Kitap Schrödinger’in içine doğduğu ailevi ve politik koşulları tasvir ederek başlar, bu tema kitabın tamamında devam eder. Klasik bilim tarihi kitaplarındaki bilimsel sürecin düz aktarımının ötesinde Gribbin, Schrödinger’in hayatındaki her bilimsel ilerleme ve çalışmayı o esnada içinde bulunduğu politik ve ailevi bağlamın içine yedirerek verir. İki karısı olmasından ötürü akademik kadro bulmakta yaşadığı sıkıntılardan sırf vatanı olan Avusturya’da ders verebilmek uğruna Nazi rejimini aklayan bir mektup yazmak durumunda kalmasına kadar Schrödinger’in bilimsel çalışmaları kadar hayatına dair de doyurucu enstanteneler aktarır.

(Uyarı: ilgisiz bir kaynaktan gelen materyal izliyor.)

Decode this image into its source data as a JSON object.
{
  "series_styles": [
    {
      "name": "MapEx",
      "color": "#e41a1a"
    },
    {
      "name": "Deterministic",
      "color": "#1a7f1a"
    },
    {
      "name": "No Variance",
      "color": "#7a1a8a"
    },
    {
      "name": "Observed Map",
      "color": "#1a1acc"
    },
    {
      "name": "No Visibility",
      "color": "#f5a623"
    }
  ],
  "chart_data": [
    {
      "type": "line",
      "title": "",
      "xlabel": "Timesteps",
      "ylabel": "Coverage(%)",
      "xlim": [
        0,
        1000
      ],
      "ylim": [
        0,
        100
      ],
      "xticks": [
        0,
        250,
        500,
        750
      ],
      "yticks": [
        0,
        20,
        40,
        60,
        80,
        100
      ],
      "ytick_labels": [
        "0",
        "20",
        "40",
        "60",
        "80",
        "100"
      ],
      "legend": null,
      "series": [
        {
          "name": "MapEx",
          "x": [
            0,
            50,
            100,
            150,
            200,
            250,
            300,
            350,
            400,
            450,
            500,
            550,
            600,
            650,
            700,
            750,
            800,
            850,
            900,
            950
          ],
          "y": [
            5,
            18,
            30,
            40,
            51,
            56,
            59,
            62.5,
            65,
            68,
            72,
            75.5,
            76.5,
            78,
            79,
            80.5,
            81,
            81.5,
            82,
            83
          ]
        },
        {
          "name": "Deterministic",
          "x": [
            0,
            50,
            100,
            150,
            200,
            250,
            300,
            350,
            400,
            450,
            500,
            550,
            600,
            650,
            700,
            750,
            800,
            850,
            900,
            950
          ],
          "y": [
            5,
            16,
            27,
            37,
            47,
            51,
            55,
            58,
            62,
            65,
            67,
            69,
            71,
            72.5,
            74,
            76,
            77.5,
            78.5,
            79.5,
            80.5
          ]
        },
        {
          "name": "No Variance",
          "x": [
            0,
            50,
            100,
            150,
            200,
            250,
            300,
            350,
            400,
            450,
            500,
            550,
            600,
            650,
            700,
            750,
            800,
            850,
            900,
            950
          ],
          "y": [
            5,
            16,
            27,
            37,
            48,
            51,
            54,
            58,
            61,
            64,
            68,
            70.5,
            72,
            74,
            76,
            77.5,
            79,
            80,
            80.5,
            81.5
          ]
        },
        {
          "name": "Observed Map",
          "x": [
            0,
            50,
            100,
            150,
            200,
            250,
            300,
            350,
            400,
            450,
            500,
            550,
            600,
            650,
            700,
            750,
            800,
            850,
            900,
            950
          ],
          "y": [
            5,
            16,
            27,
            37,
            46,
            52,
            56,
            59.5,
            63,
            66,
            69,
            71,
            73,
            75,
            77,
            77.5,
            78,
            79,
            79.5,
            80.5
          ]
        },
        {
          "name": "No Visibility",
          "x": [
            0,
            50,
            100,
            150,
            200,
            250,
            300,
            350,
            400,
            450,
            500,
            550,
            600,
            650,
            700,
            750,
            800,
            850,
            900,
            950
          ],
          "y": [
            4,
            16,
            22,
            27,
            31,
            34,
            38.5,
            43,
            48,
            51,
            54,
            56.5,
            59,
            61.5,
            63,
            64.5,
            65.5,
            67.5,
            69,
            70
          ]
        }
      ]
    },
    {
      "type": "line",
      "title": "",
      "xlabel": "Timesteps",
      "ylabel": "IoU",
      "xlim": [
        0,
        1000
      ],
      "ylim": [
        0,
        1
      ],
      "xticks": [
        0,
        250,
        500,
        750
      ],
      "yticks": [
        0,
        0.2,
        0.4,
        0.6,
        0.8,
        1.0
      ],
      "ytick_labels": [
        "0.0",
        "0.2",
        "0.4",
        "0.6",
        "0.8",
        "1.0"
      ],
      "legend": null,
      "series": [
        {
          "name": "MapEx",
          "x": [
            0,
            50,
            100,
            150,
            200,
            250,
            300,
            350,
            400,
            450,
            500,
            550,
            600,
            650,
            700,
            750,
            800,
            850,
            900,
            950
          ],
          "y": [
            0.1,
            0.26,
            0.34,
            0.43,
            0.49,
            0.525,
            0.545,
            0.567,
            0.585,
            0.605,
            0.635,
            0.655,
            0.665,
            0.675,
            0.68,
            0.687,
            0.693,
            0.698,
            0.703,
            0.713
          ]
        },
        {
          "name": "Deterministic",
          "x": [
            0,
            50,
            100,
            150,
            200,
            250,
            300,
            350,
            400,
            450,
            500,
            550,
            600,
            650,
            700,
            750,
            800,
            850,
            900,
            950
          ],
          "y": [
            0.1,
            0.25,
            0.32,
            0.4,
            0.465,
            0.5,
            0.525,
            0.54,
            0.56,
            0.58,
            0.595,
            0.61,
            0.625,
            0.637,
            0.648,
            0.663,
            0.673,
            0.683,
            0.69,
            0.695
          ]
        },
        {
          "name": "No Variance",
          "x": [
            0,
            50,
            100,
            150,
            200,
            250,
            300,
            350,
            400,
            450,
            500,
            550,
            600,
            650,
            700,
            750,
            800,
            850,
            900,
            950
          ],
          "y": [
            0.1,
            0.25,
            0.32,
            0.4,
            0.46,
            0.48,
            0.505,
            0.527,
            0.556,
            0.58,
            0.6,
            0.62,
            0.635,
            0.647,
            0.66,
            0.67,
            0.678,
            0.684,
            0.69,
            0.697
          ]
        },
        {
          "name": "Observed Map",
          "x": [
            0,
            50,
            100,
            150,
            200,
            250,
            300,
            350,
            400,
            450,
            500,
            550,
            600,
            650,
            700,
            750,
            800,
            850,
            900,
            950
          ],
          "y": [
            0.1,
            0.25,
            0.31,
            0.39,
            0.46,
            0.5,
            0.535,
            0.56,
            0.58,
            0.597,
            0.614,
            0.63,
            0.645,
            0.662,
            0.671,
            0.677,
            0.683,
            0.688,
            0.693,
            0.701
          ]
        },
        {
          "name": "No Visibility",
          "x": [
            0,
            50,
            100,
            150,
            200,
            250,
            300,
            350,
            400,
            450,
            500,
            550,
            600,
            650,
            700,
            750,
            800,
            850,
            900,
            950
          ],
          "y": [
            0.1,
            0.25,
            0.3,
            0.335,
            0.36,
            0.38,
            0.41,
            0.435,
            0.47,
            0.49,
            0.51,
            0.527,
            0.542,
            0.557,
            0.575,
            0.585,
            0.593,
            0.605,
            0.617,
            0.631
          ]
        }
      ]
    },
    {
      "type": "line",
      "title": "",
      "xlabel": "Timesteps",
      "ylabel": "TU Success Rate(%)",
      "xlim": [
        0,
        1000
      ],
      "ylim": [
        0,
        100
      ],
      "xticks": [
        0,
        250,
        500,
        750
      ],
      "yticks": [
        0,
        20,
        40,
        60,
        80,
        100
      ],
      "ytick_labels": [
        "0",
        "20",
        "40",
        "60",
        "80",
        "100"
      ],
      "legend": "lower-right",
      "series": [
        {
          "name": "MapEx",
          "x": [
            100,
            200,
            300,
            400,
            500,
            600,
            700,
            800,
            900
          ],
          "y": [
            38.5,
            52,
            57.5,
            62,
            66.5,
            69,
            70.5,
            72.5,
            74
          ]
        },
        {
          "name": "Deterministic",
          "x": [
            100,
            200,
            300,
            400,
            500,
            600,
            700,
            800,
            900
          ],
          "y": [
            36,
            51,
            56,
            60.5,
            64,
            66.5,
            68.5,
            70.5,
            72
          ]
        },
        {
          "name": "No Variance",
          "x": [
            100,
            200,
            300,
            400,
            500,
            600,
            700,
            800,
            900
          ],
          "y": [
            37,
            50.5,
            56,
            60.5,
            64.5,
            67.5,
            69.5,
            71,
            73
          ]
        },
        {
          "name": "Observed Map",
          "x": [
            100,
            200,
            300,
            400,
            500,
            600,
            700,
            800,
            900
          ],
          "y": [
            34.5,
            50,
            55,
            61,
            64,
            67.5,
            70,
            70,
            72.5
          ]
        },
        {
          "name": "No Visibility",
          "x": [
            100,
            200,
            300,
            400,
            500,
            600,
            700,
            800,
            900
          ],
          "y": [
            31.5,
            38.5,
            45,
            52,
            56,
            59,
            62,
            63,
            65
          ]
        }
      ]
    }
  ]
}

Bunun yanında kitabın kendi adıma en doyurucu bulduğum taraflarından birisi dönemin kuantum devlerinin (Born, Bohr, Planck, Einstein ve ötesi) kendi aralarındaki etkileşimleri insani boyutlarıyla ele alması oldu. Örneğin Born’un Kopenhag okuluna “tüm fikirlerimi kendilerine mal ediyorlar” diye içerlemesinden Boltzmann’ın intiharına, Heisenberg’le Schrödinger’in sürekli aynı kadrolar için son ikiye kalıp durmalarına ve birbirlerini sevmemelerine, Einstein’la Schrödinger’in Nazizm-Yahudilik meselelerine rağmen düzenli iletişimlerine kadar pek çok konu kitap içerisinde insanı sıkmadan aktarılmıştır.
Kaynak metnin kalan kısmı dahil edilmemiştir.